Avant-Première VO: Review Kings Watch #5[FRENCH] Flash Gordon, le Phantom et Mandrake voient cette semaine la fin de la minisérie Kings Watch. Jeff Parker prend un plaisir certain, tangible, a jouer avec les héros de King Features. Il fait des choix, prend des risques et joue avec la formule… Sans doute que certains puristes hurleront à la mort mais c’est puissant et ces archétypes, ces ancêtres des super-héros, sont traités ici avec toute la grandeur qui leur est due…

Kings Watch #5Kings Watch #5 [Dynamite] Scénario de Jeff Parker
Dessin de Marc Laming
Parution aux USA le mercredi 9 avril 2014

Il ne reste plus beaucoup de temps avant que les forces de Ming envahissent la Terre. Et encore ce n’est pas tout : les héros doivent aussi en découdre avec le terrible Cobra, un des adversaires les plus dangereux de Mandrake. Bon… c’est l’ultime épisode de la série et, oui, à un moment vers la fin la Terre est sauvée comme vous pouvez vous en douter. Mais la route empruntée par Jeff Parker est fascinante. Il prend le temps de construire ces personnages jusqu’à la dernière page, joue avec eux et nous réserve certaines surprises par rapport à la formule de base. Le Phantom vu ici est le contraire absolu de ce qu’on avait pu voir dans Last Phantom chez le même éditeur.

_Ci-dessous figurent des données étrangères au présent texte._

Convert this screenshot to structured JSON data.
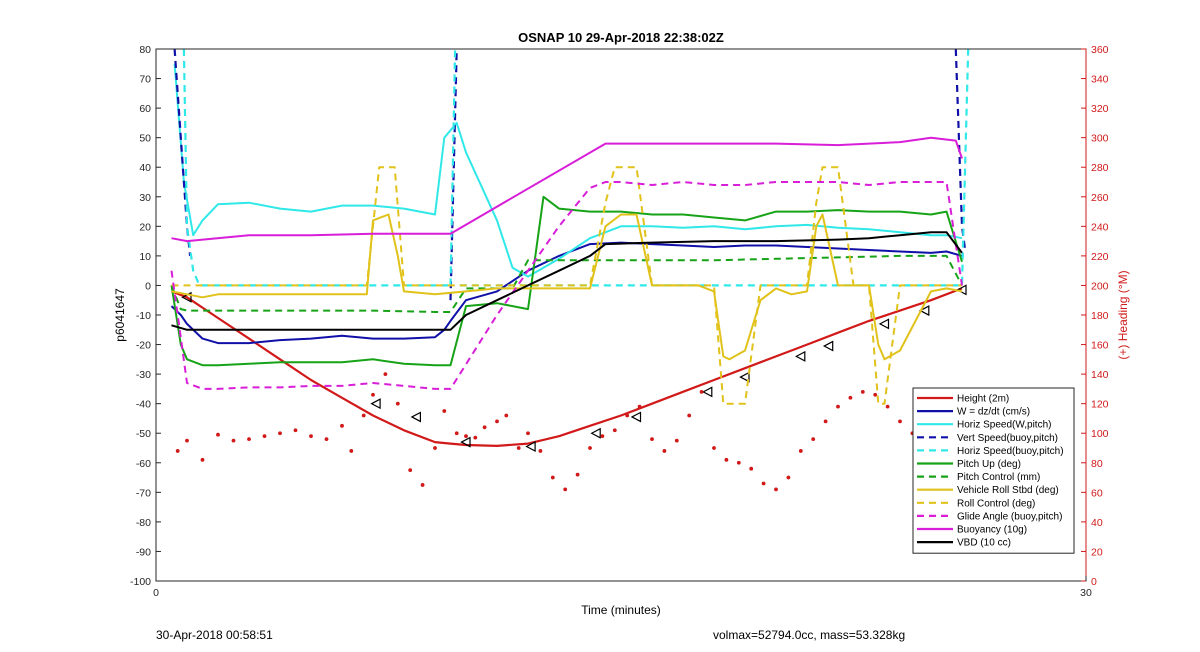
{
  "chart_data": {
    "type": "line",
    "title": "OSNAP 10 29-Apr-2018 22:38:02Z",
    "xlabel": "Time (minutes)",
    "ylabel": "p6041647",
    "y2label": "(+) Heading (°M)",
    "xlim": [
      0,
      30
    ],
    "ylim": [
      -100,
      80
    ],
    "y2lim": [
      0,
      360
    ],
    "xticks": [
      "0",
      "30"
    ],
    "yticks": [
      "80",
      "70",
      "60",
      "50",
      "40",
      "30",
      "20",
      "10",
      "0",
      "-10",
      "-20",
      "-30",
      "-40",
      "-50",
      "-60",
      "-70",
      "-80",
      "-90",
      "-100"
    ],
    "y2ticks": [
      "360",
      "340",
      "320",
      "300",
      "280",
      "260",
      "240",
      "220",
      "200",
      "180",
      "160",
      "140",
      "120",
      "100",
      "80",
      "60",
      "40",
      "20",
      "0"
    ],
    "grid": false,
    "legend_position": "lower-right",
    "colors": {
      "red": "#d11919",
      "blue": "#1010a8",
      "cyan": "#30e8e8",
      "green": "#17a317",
      "yellow": "#e1c21a",
      "magenta": "#d81ed8",
      "black": "#000000",
      "axis_right": "#d11919"
    },
    "legend": [
      {
        "label": "Height (2m)",
        "color": "#d11919",
        "dash": "solid"
      },
      {
        "label": "W = dz/dt (cm/s)",
        "color": "#1010a8",
        "dash": "solid"
      },
      {
        "label": "Horiz Speed(W,pitch)",
        "color": "#30e8e8",
        "dash": "solid"
      },
      {
        "label": "Vert Speed(buoy,pitch)",
        "color": "#1010a8",
        "dash": "dashed"
      },
      {
        "label": "Horiz Speed(buoy,pitch)",
        "color": "#30e8e8",
        "dash": "dashed"
      },
      {
        "label": "Pitch Up (deg)",
        "color": "#17a317",
        "dash": "solid"
      },
      {
        "label": "Pitch Control (mm)",
        "color": "#17a317",
        "dash": "dashed"
      },
      {
        "label": "Vehicle Roll Stbd (deg)",
        "color": "#e1c21a",
        "dash": "solid"
      },
      {
        "label": "Roll Control (deg)",
        "color": "#e1c21a",
        "dash": "dashed"
      },
      {
        "label": "Glide Angle (buoy,pitch)",
        "color": "#d81ed8",
        "dash": "dashed"
      },
      {
        "label": "Buoyancy (10g)",
        "color": "#d81ed8",
        "dash": "solid"
      },
      {
        "label": "VBD (10 cc)",
        "color": "#000000",
        "dash": "solid"
      }
    ],
    "series": [
      {
        "name": "Height (2m)",
        "color": "#d11919",
        "dash": "solid",
        "width": 2.2,
        "x": [
          0.5,
          1.0,
          2.0,
          3.0,
          4.0,
          5.0,
          6.0,
          7.0,
          8.0,
          9.0,
          9.5,
          10.0,
          11.0,
          12.0,
          13.0,
          14.0,
          15.0,
          16.0,
          17.0,
          18.0,
          19.0,
          20.0,
          21.0,
          22.0,
          23.0,
          24.0,
          25.0,
          26.0
        ],
        "y": [
          -2,
          -4,
          -11,
          -18,
          -25,
          -32,
          -38,
          -44,
          -49,
          -53,
          -53.5,
          -54,
          -54.3,
          -53.5,
          -51,
          -47.5,
          -44,
          -40,
          -36,
          -32,
          -28,
          -24,
          -20,
          -16,
          -12,
          -8.5,
          -5,
          -1
        ]
      },
      {
        "name": "Height markers",
        "color": "#000000",
        "marker": "triangle-left",
        "x": [
          1.0,
          7.1,
          8.4,
          10.0,
          12.1,
          14.2,
          15.5,
          17.8,
          19.0,
          20.8,
          21.7,
          23.5,
          24.8,
          26.0
        ],
        "y": [
          -4,
          -40,
          -44.5,
          -53,
          -54.5,
          -50,
          -44.5,
          -36,
          -31,
          -24,
          -20.5,
          -13,
          -8.5,
          -1.5
        ]
      },
      {
        "name": "Heading dots",
        "color": "#d11919",
        "marker": "dot",
        "axis": "right",
        "x": [
          0.7,
          1.0,
          1.5,
          2.0,
          2.5,
          3.0,
          3.5,
          4.0,
          4.5,
          5.0,
          5.5,
          6.0,
          6.3,
          6.7,
          7.0,
          7.4,
          7.8,
          8.2,
          8.6,
          9.0,
          9.3,
          9.7,
          10.0,
          10.3,
          10.6,
          11.0,
          11.3,
          11.7,
          12.0,
          12.4,
          12.8,
          13.2,
          13.6,
          14.0,
          14.4,
          14.8,
          15.2,
          15.6,
          16.0,
          16.4,
          16.8,
          17.2,
          17.6,
          18.0,
          18.4,
          18.8,
          19.2,
          19.6,
          20.0,
          20.4,
          20.8,
          21.2,
          21.6,
          22.0,
          22.4,
          22.8,
          23.2,
          23.6,
          24.0,
          24.4,
          24.8,
          25.2,
          25.6,
          26.0
        ],
        "y": [
          88,
          95,
          82,
          99,
          95,
          96,
          98,
          100,
          102,
          98,
          96,
          105,
          88,
          112,
          126,
          140,
          120,
          75,
          65,
          90,
          115,
          100,
          98,
          97,
          104,
          108,
          112,
          90,
          100,
          88,
          70,
          62,
          72,
          90,
          98,
          102,
          112,
          118,
          96,
          88,
          95,
          112,
          128,
          90,
          82,
          80,
          76,
          66,
          62,
          70,
          88,
          96,
          108,
          118,
          124,
          128,
          126,
          118,
          108,
          100,
          96,
          88,
          84,
          80
        ]
      },
      {
        "name": "W = dz/dt (cm/s)",
        "color": "#1010a8",
        "dash": "solid",
        "width": 2,
        "x": [
          0.5,
          0.8,
          1.0,
          1.5,
          2.0,
          3.0,
          4.0,
          5.0,
          6.0,
          7.0,
          8.0,
          9.0,
          9.3,
          9.5,
          10.0,
          11.0,
          12.0,
          13.0,
          14.0,
          15.0,
          16.0,
          17.0,
          18.0,
          19.0,
          20.0,
          21.0,
          22.0,
          23.0,
          24.0,
          25.0,
          25.5,
          26.0
        ],
        "y": [
          -7,
          -10,
          -13,
          -18,
          -19.5,
          -19.5,
          -18.5,
          -18,
          -17,
          -18,
          -18,
          -17.5,
          -15,
          -12,
          -5,
          -2,
          5,
          10,
          14,
          14.5,
          14,
          13.5,
          13,
          13.5,
          13.5,
          13,
          12.5,
          12,
          11.5,
          11,
          11.5,
          10
        ]
      },
      {
        "name": "Horiz Speed(W,pitch)",
        "color": "#30e8e8",
        "dash": "solid",
        "width": 2,
        "x": [
          0.6,
          0.9,
          1.2,
          1.5,
          2.0,
          3.0,
          4.0,
          5.0,
          6.0,
          7.0,
          8.0,
          9.0,
          9.3,
          9.7,
          10.0,
          11.0,
          11.5,
          12.0,
          13.0,
          14.0,
          15.0,
          16.0,
          17.0,
          18.0,
          19.0,
          20.0,
          21.0,
          22.0,
          23.0,
          24.0,
          25.0,
          25.5,
          26.0
        ],
        "y": [
          75,
          35,
          17,
          22,
          27.5,
          28,
          26,
          25,
          27,
          27,
          26,
          24,
          50,
          55,
          45,
          22,
          6,
          3,
          9,
          16,
          20,
          20,
          19.5,
          20,
          19,
          20,
          20.5,
          19.5,
          19,
          18,
          17,
          17,
          16
        ]
      },
      {
        "name": "Vert Speed(buoy,pitch)",
        "color": "#1010a8",
        "dash": "dashed",
        "width": 2.2,
        "segments": [
          {
            "x": [
              0.6,
              1.0,
              1.1
            ],
            "y": [
              80,
              20,
              10
            ]
          },
          {
            "x": [
              9.5,
              9.7
            ],
            "y": [
              -5,
              80
            ]
          },
          {
            "x": [
              25.8,
              26.0,
              26.1
            ],
            "y": [
              80,
              20,
              12
            ]
          }
        ]
      },
      {
        "name": "Horiz Speed(buoy,pitch)",
        "color": "#30e8e8",
        "dash": "dashed",
        "width": 2.2,
        "segments": [
          {
            "x": [
              0.9,
              1.0,
              1.2,
              1.4,
              2.0,
              4.0,
              6.0,
              8.0,
              9.5
            ],
            "y": [
              80,
              20,
              5,
              0,
              0,
              0,
              0,
              0,
              0
            ]
          },
          {
            "x": [
              9.5,
              9.65
            ],
            "y": [
              0,
              80
            ]
          },
          {
            "x": [
              9.8,
              12.0,
              14.0,
              16.0,
              18.0,
              20.0,
              22.0,
              24.0,
              25.5,
              26.0,
              26.2
            ],
            "y": [
              0,
              0,
              0,
              0,
              0,
              0,
              0,
              0,
              0,
              0,
              80
            ]
          }
        ]
      },
      {
        "name": "Pitch Up (deg)",
        "color": "#17a317",
        "dash": "solid",
        "width": 2,
        "x": [
          0.5,
          0.8,
          1.0,
          1.5,
          2.0,
          3.0,
          4.0,
          5.0,
          6.0,
          7.0,
          8.0,
          9.0,
          9.5,
          10.0,
          11.0,
          11.5,
          12.0,
          12.5,
          13.0,
          14.0,
          15.0,
          16.0,
          17.0,
          18.0,
          19.0,
          20.0,
          21.0,
          22.0,
          23.0,
          24.0,
          25.0,
          25.5,
          26.0
        ],
        "y": [
          0,
          -20,
          -25,
          -27,
          -27,
          -26.5,
          -26,
          -26,
          -26,
          -25,
          -26.5,
          -27,
          -27,
          -7,
          -6,
          -7,
          -8,
          30,
          26,
          25,
          25,
          24,
          24,
          23,
          22,
          25,
          25,
          25.5,
          25,
          25,
          24,
          25,
          8
        ]
      },
      {
        "name": "Pitch Control (mm)",
        "color": "#17a317",
        "dash": "dashed",
        "width": 2,
        "x": [
          0.5,
          0.8,
          1.0,
          3.0,
          5.0,
          7.0,
          9.0,
          9.5,
          10.0,
          11.5,
          12.0,
          14.0,
          16.0,
          18.0,
          20.0,
          22.0,
          24.0,
          25.5,
          26.0
        ],
        "y": [
          0,
          -8,
          -8.5,
          -8.5,
          -8.5,
          -8.5,
          -9,
          -9,
          -1,
          -1,
          8.5,
          8.5,
          8.5,
          8.5,
          9,
          9.5,
          10,
          10,
          0
        ]
      },
      {
        "name": "Vehicle Roll Stbd (deg)",
        "color": "#e1c21a",
        "dash": "solid",
        "width": 2,
        "x": [
          0.5,
          1.0,
          1.5,
          2.0,
          3.0,
          4.0,
          5.0,
          6.0,
          6.8,
          7.0,
          7.5,
          7.8,
          8.0,
          9.0,
          10.0,
          11.0,
          12.0,
          13.0,
          14.0,
          14.5,
          15.0,
          15.5,
          16.0,
          17.0,
          17.5,
          18.0,
          18.3,
          18.5,
          19.0,
          19.5,
          20.0,
          20.5,
          21.0,
          21.3,
          21.5,
          22.0,
          22.5,
          23.0,
          23.3,
          23.5,
          24.0,
          25.0,
          25.5,
          26.0
        ],
        "y": [
          -2,
          -3,
          -4,
          -3,
          -3,
          -3,
          -3,
          -3,
          -3,
          22,
          24,
          10,
          -2,
          -3,
          -2,
          -1,
          -1,
          -1,
          -1,
          20,
          24,
          24,
          0,
          0,
          0,
          -2,
          -24,
          -25,
          -22,
          -5,
          -1,
          -3,
          -2,
          20,
          24,
          0,
          0,
          0,
          -20,
          -25,
          -22,
          -2,
          -1,
          -2
        ]
      },
      {
        "name": "Roll Control (deg)",
        "color": "#e1c21a",
        "dash": "dashed",
        "width": 2,
        "x": [
          0.5,
          1.0,
          3.0,
          5.0,
          6.8,
          7.2,
          7.7,
          8.0,
          9.0,
          10.0,
          12.0,
          14.0,
          14.5,
          14.8,
          15.5,
          16.0,
          17.0,
          17.8,
          18.0,
          18.3,
          19.0,
          19.5,
          20.0,
          21.0,
          21.3,
          21.5,
          22.0,
          22.5,
          23.0,
          23.3,
          23.5,
          24.0,
          25.0,
          26.0
        ],
        "y": [
          0,
          0,
          0,
          0,
          0,
          40,
          40,
          0,
          0,
          0,
          0,
          0,
          28,
          40,
          40,
          0,
          0,
          0,
          0,
          -40,
          -40,
          0,
          0,
          0,
          28,
          40,
          40,
          0,
          0,
          -40,
          -40,
          0,
          0,
          0
        ]
      },
      {
        "name": "Glide Angle (buoy,pitch)",
        "color": "#d81ed8",
        "dash": "dashed",
        "width": 2,
        "x": [
          0.5,
          0.7,
          1.0,
          1.5,
          2.0,
          3.0,
          4.0,
          5.0,
          6.0,
          7.0,
          8.0,
          9.0,
          9.5,
          11.0,
          12.0,
          13.0,
          14.0,
          14.5,
          15.0,
          16.0,
          17.0,
          18.0,
          19.0,
          20.0,
          21.0,
          22.0,
          23.0,
          24.0,
          25.0,
          25.5,
          26.0
        ],
        "y": [
          5,
          -10,
          -33,
          -35,
          -35,
          -34.5,
          -34.5,
          -34,
          -34,
          -33,
          -34,
          -35,
          -35,
          -10,
          5,
          20,
          33,
          35,
          35,
          34,
          35,
          34,
          34,
          35,
          35,
          35,
          34,
          35,
          35,
          35,
          0
        ]
      },
      {
        "name": "Buoyancy (10g)",
        "color": "#d81ed8",
        "dash": "solid",
        "width": 2,
        "x": [
          0.5,
          1.0,
          3.0,
          5.0,
          7.0,
          9.0,
          9.5,
          14.5,
          16.0,
          18.0,
          20.0,
          22.0,
          23.0,
          24.0,
          25.0,
          25.8,
          26.0
        ],
        "y": [
          16,
          15,
          17,
          17,
          17.5,
          17.5,
          17.5,
          48,
          48,
          48,
          48,
          47.5,
          48,
          48.5,
          50,
          49,
          43
        ]
      },
      {
        "name": "VBD (10 cc)",
        "color": "#000000",
        "dash": "solid",
        "width": 2,
        "x": [
          0.5,
          1.0,
          1.5,
          3.0,
          5.0,
          7.0,
          9.0,
          9.5,
          10.0,
          11.0,
          12.0,
          13.0,
          14.0,
          14.5,
          16.0,
          18.0,
          20.0,
          22.0,
          23.0,
          24.0,
          25.0,
          25.5,
          26.0
        ],
        "y": [
          -13.5,
          -15,
          -15,
          -15,
          -15,
          -15,
          -15,
          -15,
          -10,
          -5,
          0,
          5,
          10,
          14,
          14.5,
          15,
          15,
          15.5,
          16,
          17,
          18,
          18,
          11
        ]
      }
    ]
  },
  "footer": {
    "left": "30-Apr-2018 00:58:51",
    "right": "volmax=52794.0cc, mass=53.328kg"
  }
}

Ici c’est vraiment un personnage bad ass qui pourrait regarder Batman dans les yeux et lui dire « dégage gamin, j’étais là avant ». Il y a quelque chose de très austère mais aussi cérémonieux dans ce Phantom. Plus largement il y a quelque chose que Parker a compris : la réunion de ces personnages doit en imposer parce qu’individuellement, déjà, ils en imposent. C’est d’ailleurs montré dans une très belle scène où les bad guys de service réalisent d’un seul coup qu’ils sont en face des « trois »…

Et inversement le scénariste n’a pas choisi une fidélité servile dans cette série. Les personnages ne sont pas forcément qui ils sont/étaient dans les strips d’origine (ce qui complique d’autant la vie de couple de Mandrake par exemple mais pas seulement). A certains égards j’imagine que ce que Parker fait à certains rôles secondaires de cette série pourrait être comparé à « Sins Past » pour Spider-Man. Il y a de quoi mettre en rogne certains lecteurs. Mais ici la différence (de taille !) c’est que c’est fait avec sagesse, pour le bien général du projet. Les choses retrouvent un caractère inattendu, elles ne sont pas définies depuis 80 ans. Dans ce genre d’exercice « réunion de héros différents », Parker et Laming enfoncent également de loin la série Masks publiée chez le même éditeur qui se contentait de lancer des Shadow ou Miss Fury dans le même espace sans que la sauce prenne. En tout cas pas au même niveau. Et on en arrive à cette scène finale qui est d’une classe folle, ce moment où on passe en mode « Hell yeah ! Pourquoi personne n’y a pensé avant ? » et où on se dit que, m***e, cette série aurait du être une ongoing, un mensuel illimité, qu’on va devoir faire face à un effet de manque. A défaut de ça je veux une suite, des suites, et vite… Si vous n’aviez pas donné sa chance à cette série, je ne peux que vous conseiller d’urgence de surveiller la sortie d’un TPB (ou d’une sortie française chez je ne sais qui). En tout cas c’est du bon boulot, pour des personnages qui avaient réellement besoin qu’on les prenne à nouveau au sérieux.